En introduction, Christiane von Roten lit un message de Marc Collomb qui a préféré annuler son intervention au débat. En effet, le déroulement du chantier du Parlement vaudois ne lui permet pas de s’exprimer sereinement sur le sujet.

Patrick Devanthéry le remplace et choisit de témoigner de son expérience d’architecte. Pour lui, la question du droit d’auteur n’a pas de sens mais elle est fondamentale. La reprise de détail et le copier-coller appartiennent à la culture du projet d’architecture, mais la notion de droit d’auteur doit protéger l’architecte, notamment de la concurrence déloyale.
Ainsi, il se souvient d’un appel téléphonique d’un entrepreneur qui lui demandait où positionner une cabane de chantier. Surpris car non informé de ces travaux, l’architecte comprend qu’il s’agit d’un projet pour lequel il a obtenu un permis de construire trois ans auparavant, sans suite. Un confrère avait, en fait, repris le projet et apporté suffisamment de modifications pour que, lors de la procédure juridique qui a suivi, P. Devanthéry en perde la paternité.
Puis, en 2010, quelques mois après avoir terminé la construction de 5 villas, vendues en PPE très rapidement, il revoit une image du projet dans des annonces immobilières. Se renseignant auprès de la régie, il découvre qu’un confrère a vendu et déposé un permis d’une copie de son projet. Ce dernier présente ses excuses mais refuse d’abandonner le projet. Il faudra alors quelques mois et plusieurs modifications pour que P. Devanthéry estime le projet suffisamment défiguré pour ne plus être le sien. Cet exemple relève plus du vol commercial que du copier-coller de détail, notamment avec un rabais d’honoraires de 40%.
Cependant, P. Devanthéry continue avec l’exemple du projet d’une grande multinationale du monde du tabac établie à Lausanne, dont le contrat ôtait tout droit d’auteur aux architectes, mais où une relation de confiance s’est instaurée et a permis un bon déroulement du projet. Enfin, il recommande aux architectes d’adhérer à Prolitteris afin d’être rétribués pour chaque publication. Apparemment l’image est mieux valorisée et plus rentable que la production architecturale elle-même.
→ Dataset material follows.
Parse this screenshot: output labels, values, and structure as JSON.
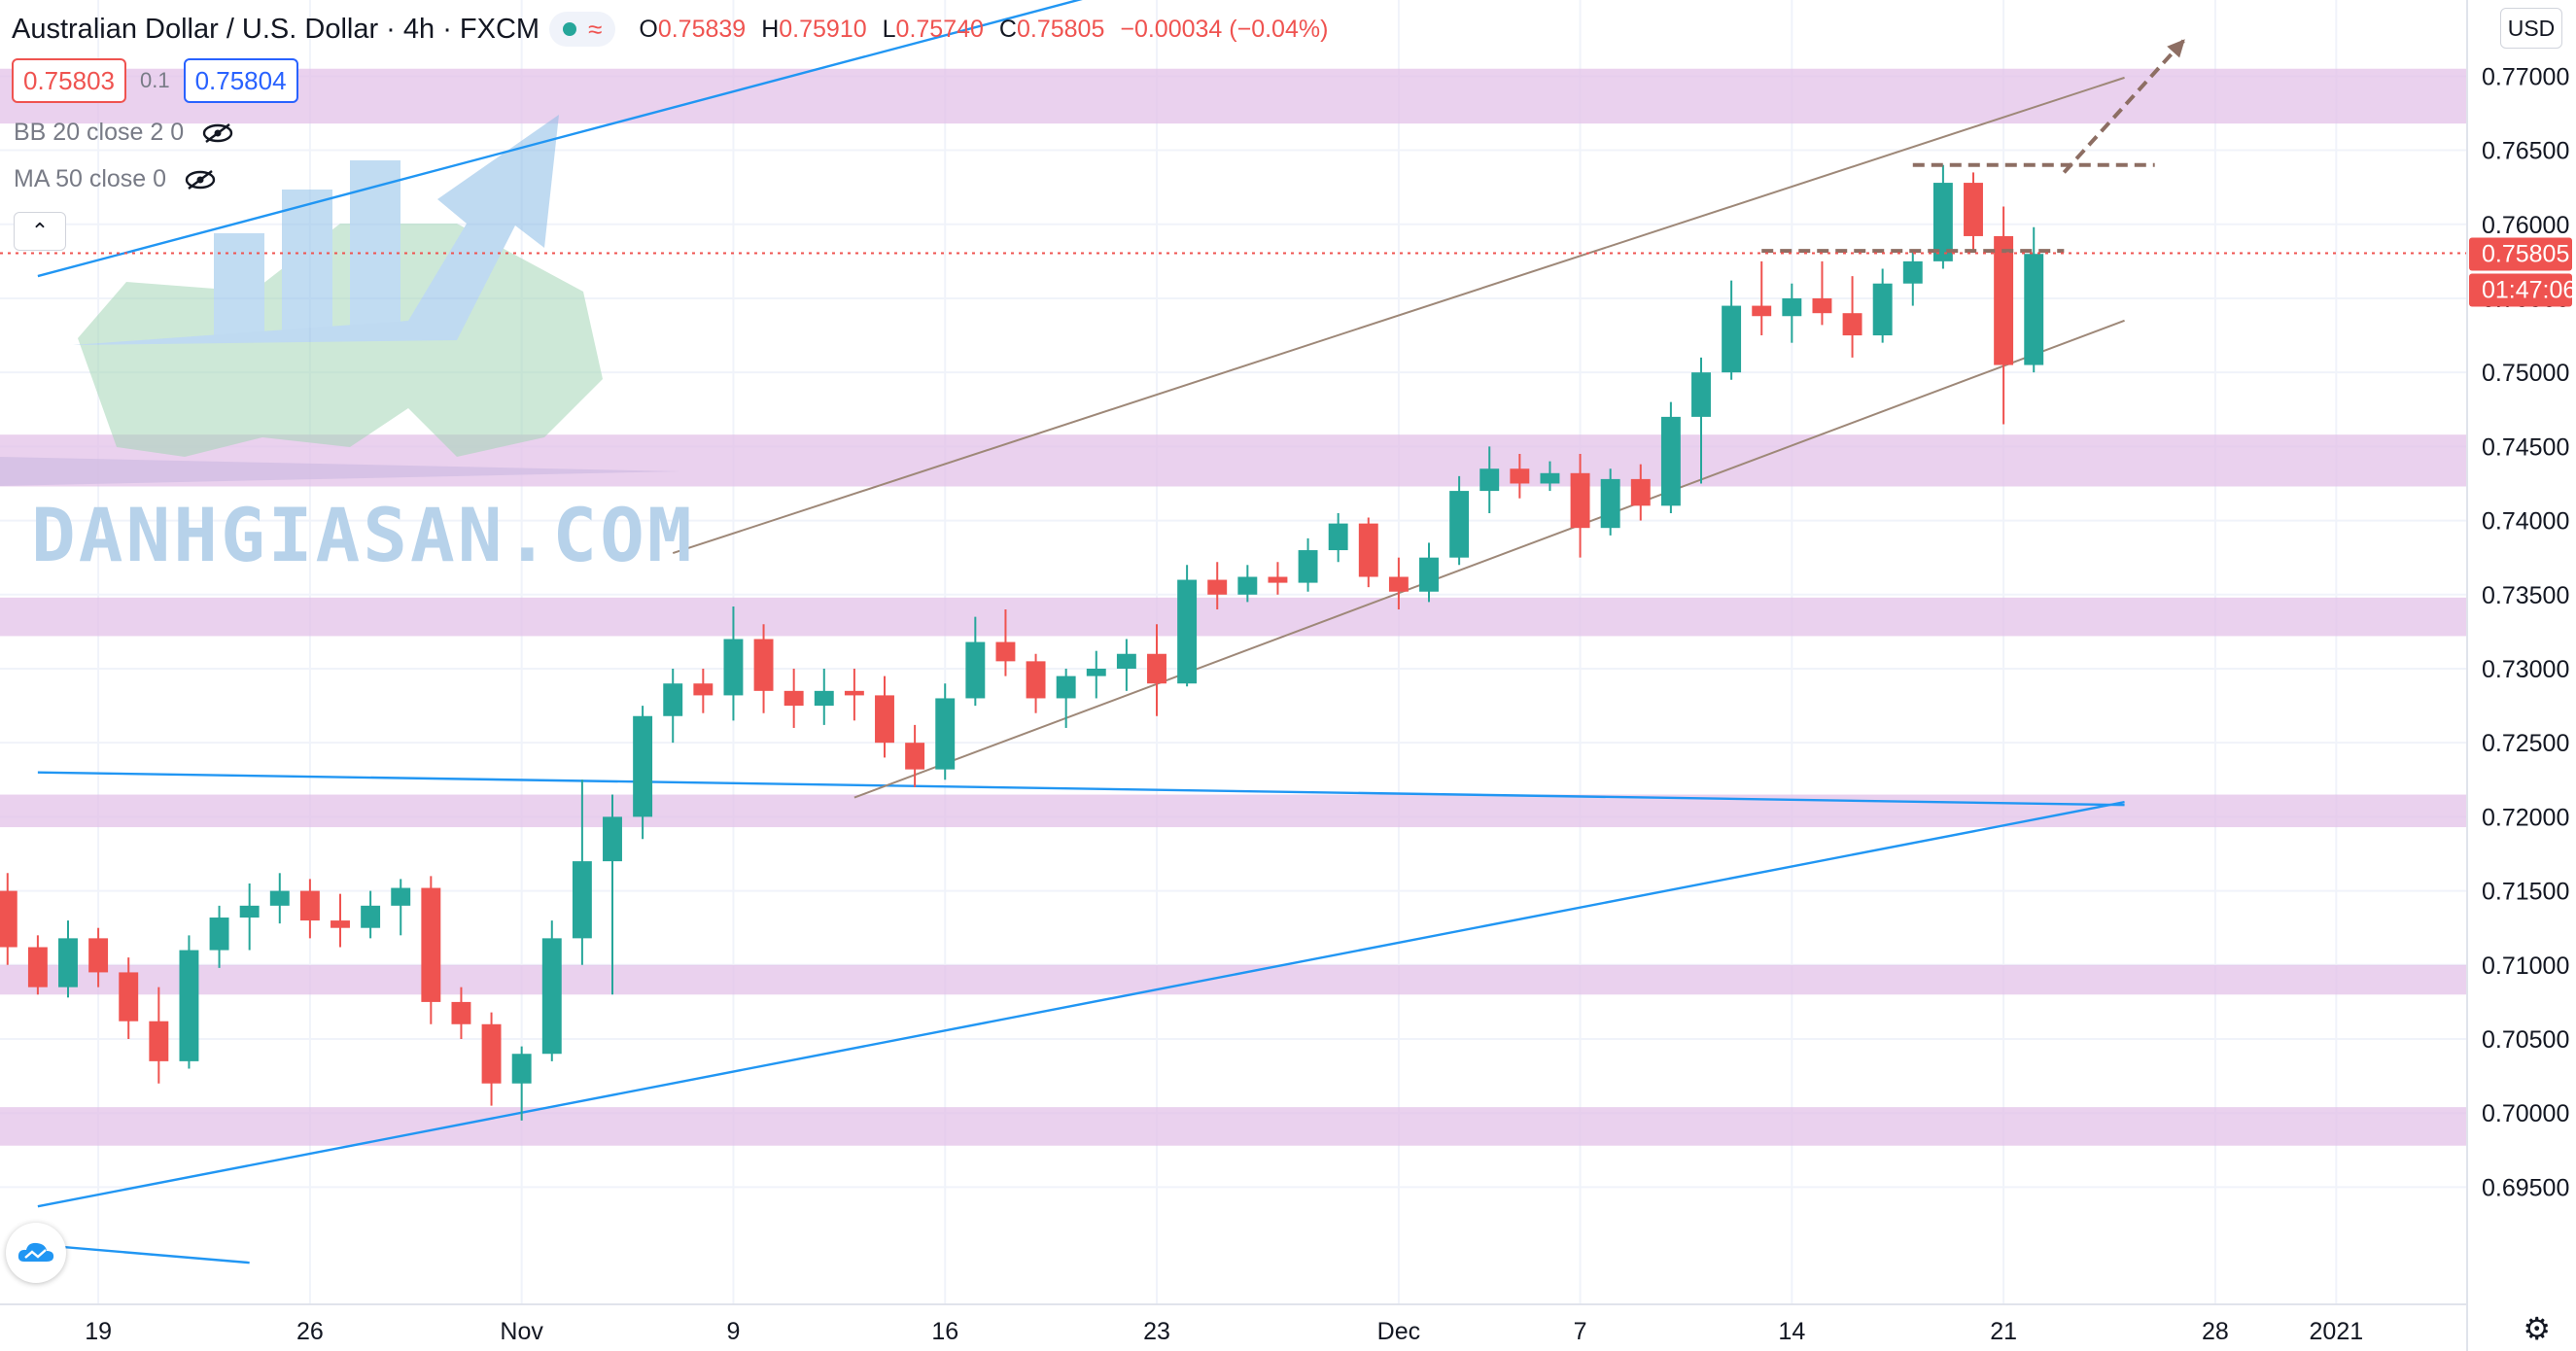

Laurent Staffelbach poursuit avec des anecdotes, de son expérience de maître de l’ouvrage. Il a en effet cessé d’exercer comme architecte quand, alors qu’il travaillait à la planification de la prison du site de Moutiers, un membre du jury du concours qu’il préparait a demandé si le site était définitif puisque « quand on a un programme, un budget et un site, 80% du projet est déterminé ». C’est dans les derniers 20% que se situerait la propriété intellectuelle de l’architecte.
Après avoir rejoint les CFF pour piloter le portefeuille immobilier naissant sur les friches reconverties ainsi que les projets de gare, il a été confronté à plusieurs projets où l’architecte prévoit un bâtiment, dont le programme doit être déterminé par la suite. Selon lui cette méthode ne fonctionne pas (exemple de la gare d’Aarau) Ses meilleures expériences se sont déroulées avec un cahier des charges strict, développé avec les utilisateurs, mais où la liberté de l’architecte est respectée dans l’expression du projet, en façade, dans la forme et les couleurs (exemple de Süd Park par Herzog et de Meuron).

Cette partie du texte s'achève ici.